News

Third Berlin Conference – Documentation now available online

10 March 2009

The documentation of the third Berlin Conference (14/15 November 2008) including film clips and text documents is now available online at the “A Soul for Europe” website. In November 2008, the third Berlin Conference of the civil society initiative “A Soul for Europe” brought together high-ranking European politicians and business people with representatives of the world of culture, among them the President of the European Parliament, Hans-Gert Pöttering, and the President of the German Bundestag, Norbert Lammert, the EU Commissioners Ján Figel' and Meglena Kuneva, the former US Ambassador, John C. Kornblum, Renault Chairman and CEO Louis Schweitzer, corporate and strategy consultant Roland Berger, Manfred Gentz (Zurich Financial Services) and Catherine Mühlemann (Andmann Media Holding).

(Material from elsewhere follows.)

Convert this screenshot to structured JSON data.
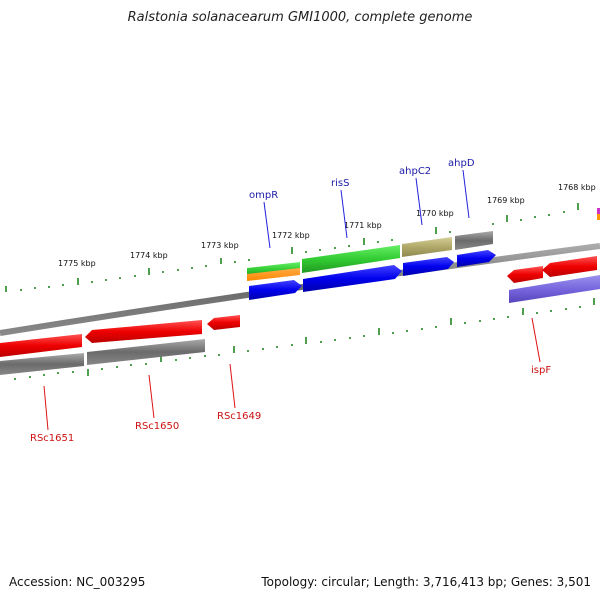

As it was the case during the previous conferences in 2004 and 2006, the participants debated the idea of giving Europe’s social, economic and political development a cultural core. If this objective is to be achieved, people in Europe must not remain passive observers but increasingly become active players in the European project. In addition to the role played by culture itself, many sectors of politics and society need to devise a cultural component of their own. In advocating this approach, the initiative “A Soul for Europe” and the Berlin Conference are responding inter alia to the “European Agenda for Culture” adopted by the EU institutions in 2007. This has ushered in a paradigm shift by moving culture to the heart of all areas of politics. The conference addressed the requirements and practical consequences of such a strategy by taking the European economy in its globalised context as an example. The initiative “A Soul for Europe” and the Berlin Conference attach paramount importance to a process of rejuvenation. From 2009 onwards “A Soul for Europe” will be run by an international network of about forty young decision-makers from a variety of professions. One of their tasks will be to further address the implications of the conference.